By the time Katopodis’ check became public knowledge, Collins was a political goner, anyway.
On the commission, she had been the Anti-Langford. In 2006, she and two other Republican candidates campaigned with the same slogan: “No debt, no dome, no Democrats.” After Commissioners Jim Carns and Bobby Humphryes won election, Collins wasn’t alone on the dais anymore. She had her commission majority. She became commission president just in time for all hell to break loose.
The county’s $3.2 billion debt and the interest rate swaps built on top of it were already in place. When the national financial crisis hit in 2008, that debt structure was a sandcastle in a tsunami. A chain reaction of events, left the county with interest rates as high as 10 percent, more than it could pay. A years-long negotiation with Wall Street began, and Collins botched it badly.

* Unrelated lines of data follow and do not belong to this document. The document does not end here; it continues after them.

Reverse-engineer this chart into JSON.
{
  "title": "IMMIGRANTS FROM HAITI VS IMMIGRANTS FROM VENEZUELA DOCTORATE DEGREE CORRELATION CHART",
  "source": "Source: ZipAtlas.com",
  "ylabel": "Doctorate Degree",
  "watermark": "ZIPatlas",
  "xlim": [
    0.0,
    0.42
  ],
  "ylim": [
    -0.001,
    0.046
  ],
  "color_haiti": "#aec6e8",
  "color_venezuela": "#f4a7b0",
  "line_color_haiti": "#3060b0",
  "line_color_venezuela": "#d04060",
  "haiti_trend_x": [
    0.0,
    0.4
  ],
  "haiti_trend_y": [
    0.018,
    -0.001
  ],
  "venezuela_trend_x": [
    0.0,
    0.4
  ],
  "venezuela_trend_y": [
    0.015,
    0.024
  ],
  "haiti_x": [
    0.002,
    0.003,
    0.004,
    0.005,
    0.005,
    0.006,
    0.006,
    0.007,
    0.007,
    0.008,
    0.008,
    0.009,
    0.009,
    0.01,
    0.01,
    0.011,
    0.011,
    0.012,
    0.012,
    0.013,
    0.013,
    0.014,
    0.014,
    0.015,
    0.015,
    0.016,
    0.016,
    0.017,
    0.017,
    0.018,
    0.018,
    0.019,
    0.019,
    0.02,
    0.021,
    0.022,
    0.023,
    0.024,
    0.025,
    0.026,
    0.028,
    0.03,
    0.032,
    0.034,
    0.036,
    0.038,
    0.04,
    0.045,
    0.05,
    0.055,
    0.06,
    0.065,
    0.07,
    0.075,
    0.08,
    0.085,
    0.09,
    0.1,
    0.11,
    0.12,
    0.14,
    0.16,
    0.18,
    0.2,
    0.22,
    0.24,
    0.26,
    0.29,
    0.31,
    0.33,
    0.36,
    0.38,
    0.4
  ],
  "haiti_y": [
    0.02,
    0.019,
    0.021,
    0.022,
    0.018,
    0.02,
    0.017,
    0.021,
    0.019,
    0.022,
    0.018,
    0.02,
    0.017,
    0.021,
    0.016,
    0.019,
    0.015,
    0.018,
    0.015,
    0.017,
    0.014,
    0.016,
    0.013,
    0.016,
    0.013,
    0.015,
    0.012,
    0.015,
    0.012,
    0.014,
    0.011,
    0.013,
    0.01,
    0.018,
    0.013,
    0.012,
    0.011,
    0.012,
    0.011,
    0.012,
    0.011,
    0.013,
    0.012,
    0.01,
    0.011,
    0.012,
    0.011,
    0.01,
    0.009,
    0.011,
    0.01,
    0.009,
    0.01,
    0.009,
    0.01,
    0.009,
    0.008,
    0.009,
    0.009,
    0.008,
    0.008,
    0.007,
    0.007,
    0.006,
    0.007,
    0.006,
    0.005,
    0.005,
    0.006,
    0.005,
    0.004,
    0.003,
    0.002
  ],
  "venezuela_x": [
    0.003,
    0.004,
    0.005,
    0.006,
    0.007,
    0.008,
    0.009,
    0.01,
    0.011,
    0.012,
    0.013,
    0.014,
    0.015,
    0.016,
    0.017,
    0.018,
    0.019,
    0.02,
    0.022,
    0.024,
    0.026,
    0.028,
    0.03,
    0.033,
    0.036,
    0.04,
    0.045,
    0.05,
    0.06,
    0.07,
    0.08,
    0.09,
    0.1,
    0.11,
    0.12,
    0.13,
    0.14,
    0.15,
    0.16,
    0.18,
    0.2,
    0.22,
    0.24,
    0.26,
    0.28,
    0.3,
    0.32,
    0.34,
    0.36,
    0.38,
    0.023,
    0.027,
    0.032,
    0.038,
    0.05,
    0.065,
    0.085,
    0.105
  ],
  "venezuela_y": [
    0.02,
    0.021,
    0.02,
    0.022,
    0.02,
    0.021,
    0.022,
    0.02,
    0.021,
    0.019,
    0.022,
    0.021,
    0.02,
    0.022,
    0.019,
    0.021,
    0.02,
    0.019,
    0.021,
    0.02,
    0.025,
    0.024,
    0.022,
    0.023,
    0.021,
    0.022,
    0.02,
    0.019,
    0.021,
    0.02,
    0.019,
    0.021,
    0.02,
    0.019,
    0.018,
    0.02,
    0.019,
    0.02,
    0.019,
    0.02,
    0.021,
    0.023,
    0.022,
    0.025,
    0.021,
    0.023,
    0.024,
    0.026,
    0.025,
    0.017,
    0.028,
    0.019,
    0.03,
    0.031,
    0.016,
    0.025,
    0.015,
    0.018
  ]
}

Collins has coveted power her whole political career, and once she had it, she became jealous of it. She began to keep secrets from her commission allies, Carns and Humphryes, and they began to keep secrets from her. When she discovered Carns and the county’s financial adviser were covertly lobbying the federal government for help, she fired the adviser and she double-crossed Carns and Humphryes.
Joining with Commissioners Smoot and William Bell, Collins worked across party lines to consolidate her power and get revenge on Carns and Humphryes. The trouble with being an ideologue is that working across party lines becomes untenable to your constituents. Carns called Collins’ alliance the new Democratic majority.

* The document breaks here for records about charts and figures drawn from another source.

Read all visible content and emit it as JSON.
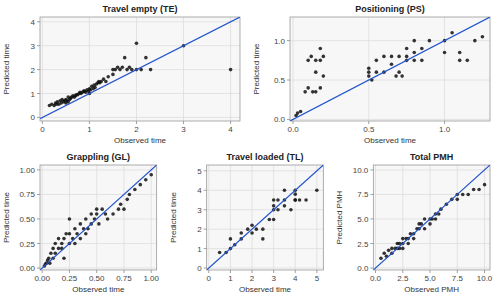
{
  "chart_data": [
    {
      "type": "scatter",
      "title": "Travel empty (TE)",
      "xlabel": "Observed time",
      "ylabel": "Predicted time",
      "xlim": [
        -0.05,
        4.2
      ],
      "ylim": [
        -0.15,
        4.2
      ],
      "xticks": [
        0,
        1,
        2,
        3,
        4
      ],
      "yticks": [
        0,
        1,
        2,
        3,
        4
      ],
      "grid": true,
      "series": [
        {
          "type": "scatter",
          "color": "#111111",
          "x": [
            0.15,
            0.2,
            0.25,
            0.28,
            0.3,
            0.32,
            0.35,
            0.38,
            0.4,
            0.42,
            0.45,
            0.47,
            0.5,
            0.5,
            0.52,
            0.55,
            0.55,
            0.58,
            0.6,
            0.62,
            0.65,
            0.68,
            0.7,
            0.72,
            0.75,
            0.78,
            0.8,
            0.82,
            0.85,
            0.88,
            0.9,
            0.92,
            0.95,
            0.98,
            1.0,
            1.0,
            1.02,
            1.05,
            1.08,
            1.1,
            1.12,
            1.15,
            1.18,
            1.2,
            1.22,
            1.25,
            1.3,
            1.35,
            1.4,
            1.5,
            1.5,
            1.55,
            1.6,
            1.65,
            1.7,
            1.75,
            1.8,
            1.85,
            1.9,
            2.0,
            2.0,
            2.1,
            2.2,
            2.3,
            3.0,
            4.0
          ],
          "values": [
            0.5,
            0.55,
            0.5,
            0.6,
            0.55,
            0.65,
            0.55,
            0.7,
            0.6,
            0.75,
            0.65,
            0.7,
            0.6,
            0.75,
            0.7,
            0.65,
            0.85,
            0.75,
            0.8,
            0.85,
            0.9,
            0.85,
            0.9,
            0.95,
            0.95,
            1.0,
            1.05,
            1.0,
            1.05,
            1.1,
            1.1,
            1.05,
            1.15,
            1.1,
            1.0,
            1.2,
            1.15,
            1.3,
            1.2,
            1.35,
            1.25,
            1.4,
            1.45,
            1.5,
            1.45,
            1.5,
            1.6,
            1.5,
            1.7,
            1.8,
            2.0,
            2.0,
            2.1,
            2.0,
            2.1,
            2.5,
            2.0,
            2.1,
            2.0,
            3.1,
            2.0,
            2.0,
            2.5,
            2.0,
            3.0,
            2.0
          ]
        },
        {
          "type": "line",
          "color": "#2255cc",
          "x": [
            -0.05,
            4.2
          ],
          "values": [
            -0.05,
            4.2
          ]
        }
      ]
    },
    {
      "type": "scatter",
      "title": "Positioning (PS)",
      "xlabel": "Observed time",
      "ylabel": "Predicted time",
      "xlim": [
        -0.02,
        1.3
      ],
      "ylim": [
        -0.02,
        1.3
      ],
      "xticks": [
        {
          "value": 0,
          "label": "0.0"
        },
        0.5,
        {
          "value": 1,
          "label": "1.0"
        }
      ],
      "yticks": [
        {
          "value": 0,
          "label": "0.0"
        },
        0.5,
        {
          "value": 1,
          "label": "1.0"
        }
      ],
      "grid": true,
      "series": [
        {
          "type": "scatter",
          "color": "#111111",
          "x": [
            0.02,
            0.03,
            0.05,
            0.08,
            0.1,
            0.1,
            0.12,
            0.13,
            0.15,
            0.15,
            0.15,
            0.18,
            0.18,
            0.18,
            0.2,
            0.2,
            0.5,
            0.5,
            0.5,
            0.52,
            0.55,
            0.55,
            0.6,
            0.6,
            0.65,
            0.65,
            0.68,
            0.7,
            0.7,
            0.72,
            0.75,
            0.75,
            0.75,
            0.8,
            0.8,
            0.8,
            0.85,
            0.85,
            0.9,
            1.0,
            1.0,
            1.05,
            1.1,
            1.1,
            1.15,
            1.2,
            1.25
          ],
          "values": [
            0.05,
            0.08,
            0.1,
            0.35,
            0.75,
            0.4,
            0.8,
            0.35,
            0.35,
            0.6,
            0.75,
            0.4,
            0.75,
            0.9,
            0.55,
            0.8,
            0.55,
            0.6,
            0.65,
            0.5,
            0.6,
            0.75,
            0.6,
            0.8,
            0.7,
            0.8,
            0.55,
            0.6,
            0.8,
            0.55,
            0.75,
            0.8,
            0.9,
            0.75,
            0.85,
            1.0,
            0.75,
            0.9,
            1.0,
            0.85,
            1.0,
            1.1,
            0.75,
            0.85,
            0.75,
            1.0,
            1.05
          ]
        },
        {
          "type": "line",
          "color": "#2255cc",
          "x": [
            -0.02,
            1.3
          ],
          "values": [
            -0.02,
            1.3
          ]
        }
      ]
    },
    {
      "type": "scatter",
      "title": "Grappling (GL)",
      "xlabel": "Observed time",
      "ylabel": "Predicted time",
      "xlim": [
        -0.02,
        1.05
      ],
      "ylim": [
        -0.02,
        1.05
      ],
      "xticks": [
        {
          "value": 0,
          "label": "0.00"
        },
        {
          "value": 0.25,
          "label": "0.25"
        },
        {
          "value": 0.5,
          "label": "0.50"
        },
        {
          "value": 0.75,
          "label": "0.75"
        },
        {
          "value": 1,
          "label": "1.00"
        }
      ],
      "yticks": [
        {
          "value": 0,
          "label": "0.00"
        },
        {
          "value": 0.25,
          "label": "0.25"
        },
        {
          "value": 0.5,
          "label": "0.50"
        },
        {
          "value": 0.75,
          "label": "0.75"
        },
        {
          "value": 1,
          "label": "1.00"
        }
      ],
      "grid": true,
      "series": [
        {
          "type": "scatter",
          "color": "#111111",
          "x": [
            0.02,
            0.03,
            0.04,
            0.05,
            0.06,
            0.07,
            0.08,
            0.1,
            0.1,
            0.12,
            0.12,
            0.15,
            0.15,
            0.18,
            0.18,
            0.2,
            0.2,
            0.22,
            0.25,
            0.25,
            0.25,
            0.28,
            0.3,
            0.3,
            0.32,
            0.35,
            0.35,
            0.38,
            0.4,
            0.4,
            0.42,
            0.45,
            0.45,
            0.48,
            0.5,
            0.5,
            0.52,
            0.55,
            0.58,
            0.6,
            0.65,
            0.7,
            0.72,
            0.75,
            0.78,
            0.8,
            0.85,
            0.9,
            0.95,
            1.0
          ],
          "values": [
            0.02,
            0.04,
            0.05,
            0.08,
            0.1,
            0.05,
            0.15,
            0.1,
            0.2,
            0.15,
            0.25,
            0.2,
            0.3,
            0.25,
            0.2,
            0.3,
            0.1,
            0.35,
            0.25,
            0.35,
            0.5,
            0.3,
            0.25,
            0.4,
            0.35,
            0.3,
            0.45,
            0.4,
            0.35,
            0.5,
            0.4,
            0.45,
            0.55,
            0.5,
            0.55,
            0.6,
            0.45,
            0.6,
            0.55,
            0.5,
            0.55,
            0.6,
            0.65,
            0.6,
            0.7,
            0.75,
            0.8,
            0.85,
            0.9,
            0.95
          ]
        },
        {
          "type": "line",
          "color": "#2255cc",
          "x": [
            -0.02,
            1.05
          ],
          "values": [
            -0.02,
            1.05
          ]
        }
      ]
    },
    {
      "type": "scatter",
      "title": "Travel loaded (TL)",
      "xlabel": "Observed time",
      "ylabel": "Predicted time",
      "xlim": [
        -0.1,
        5.3
      ],
      "ylim": [
        -0.1,
        5.3
      ],
      "xticks": [
        0,
        1,
        2,
        3,
        4,
        5
      ],
      "yticks": [
        0,
        1,
        2,
        3,
        4,
        5
      ],
      "grid": true,
      "series": [
        {
          "type": "scatter",
          "color": "#111111",
          "x": [
            0.5,
            0.8,
            1.0,
            1.0,
            1.2,
            1.5,
            1.5,
            1.8,
            2.0,
            2.0,
            2.2,
            2.5,
            2.5,
            2.8,
            3.0,
            3.0,
            3.0,
            3.0,
            3.2,
            3.2,
            3.5,
            3.5,
            3.5,
            3.8,
            4.0,
            4.0,
            4.0,
            4.0,
            4.2,
            4.5,
            5.0
          ],
          "values": [
            0.8,
            0.8,
            1.0,
            1.5,
            1.2,
            1.5,
            1.8,
            2.0,
            1.8,
            2.2,
            2.0,
            1.5,
            2.0,
            2.5,
            2.5,
            3.0,
            3.2,
            3.5,
            3.0,
            3.5,
            3.2,
            3.5,
            4.0,
            3.0,
            3.5,
            3.5,
            4.0,
            3.8,
            3.5,
            3.5,
            4.0
          ]
        },
        {
          "type": "line",
          "color": "#2255cc",
          "x": [
            -0.1,
            5.3
          ],
          "values": [
            -0.1,
            5.3
          ]
        }
      ]
    },
    {
      "type": "scatter",
      "title": "Total PMH",
      "xlabel": "Observed PMH",
      "ylabel": "Predicted PMH",
      "xlim": [
        -0.2,
        10.5
      ],
      "ylim": [
        -0.2,
        10.5
      ],
      "xticks": [
        {
          "value": 0,
          "label": "0.0"
        },
        2.5,
        {
          "value": 5,
          "label": "5.0"
        },
        7.5,
        {
          "value": 10,
          "label": "10.0"
        }
      ],
      "yticks": [
        {
          "value": 0,
          "label": "0.0"
        },
        2.5,
        {
          "value": 5,
          "label": "5.0"
        },
        7.5,
        {
          "value": 10,
          "label": "10.0"
        }
      ],
      "grid": true,
      "series": [
        {
          "type": "scatter",
          "color": "#111111",
          "x": [
            0.5,
            0.8,
            1.0,
            1.2,
            1.5,
            1.5,
            1.8,
            2.0,
            2.0,
            2.2,
            2.2,
            2.5,
            2.5,
            2.5,
            2.8,
            3.0,
            3.0,
            3.2,
            3.5,
            3.5,
            3.8,
            4.0,
            4.0,
            4.2,
            4.5,
            4.5,
            5.0,
            5.0,
            5.2,
            5.5,
            5.5,
            5.8,
            6.0,
            6.5,
            7.0,
            7.5,
            7.5,
            8.0,
            8.5,
            9.0,
            9.5,
            10.0
          ],
          "values": [
            1.0,
            1.5,
            1.2,
            1.8,
            2.0,
            1.5,
            2.0,
            2.0,
            2.5,
            2.5,
            2.0,
            2.5,
            3.0,
            2.0,
            3.0,
            3.0,
            2.5,
            3.5,
            3.0,
            3.5,
            4.0,
            4.0,
            4.5,
            4.5,
            4.0,
            5.0,
            4.5,
            5.0,
            5.0,
            5.5,
            5.0,
            5.5,
            6.0,
            6.5,
            7.0,
            7.0,
            7.5,
            7.5,
            7.5,
            8.0,
            8.0,
            8.5
          ]
        },
        {
          "type": "line",
          "color": "#2255cc",
          "x": [
            -0.2,
            10.5
          ],
          "values": [
            -0.2,
            10.5
          ]
        }
      ]
    }
  ]
}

Collins’ power play sent the county caterwauling out of control. She misplaced her trust in two men — bond lawyer Bill Slaughter and Gov. Bob Riley.
As the county’s bond lawyer, Slaughter had helped put together many of the deals that were imploding. Testimony during the Langford trial has indicated that he also helped obscure the roles of Bill Blount and Randy Wilhelm in the county’s bond dealings. Slaughter has vehemently denied doing so. Regardless, by the summer of 2008, he drew the ire of the pitchforks and torches. Bumper stickers appeared around town. They read, “Don’t get Slaughtered.” Slaughter lost his temper and erupted in a press conference when reporters asked whether anyone but the county might be to blame for the crisis.
Meanwhile, Gov. Riley’s record of competence began to wane. His simplistic notion of bankruptcy and its consequences disallowed the county from playing hardball with Wall Street.
Collins did not create the county’s problems, but her character dictated how she dealt with those problems. She responded with panic and paranoia. When the occupational tax lawsuit left the county without a major revenue stream, she looked less like a regional leader and more like Marie Antoinette.
But despite Collins’ faults, two questions remain for her critics now storming the castle: Who can do better, and how?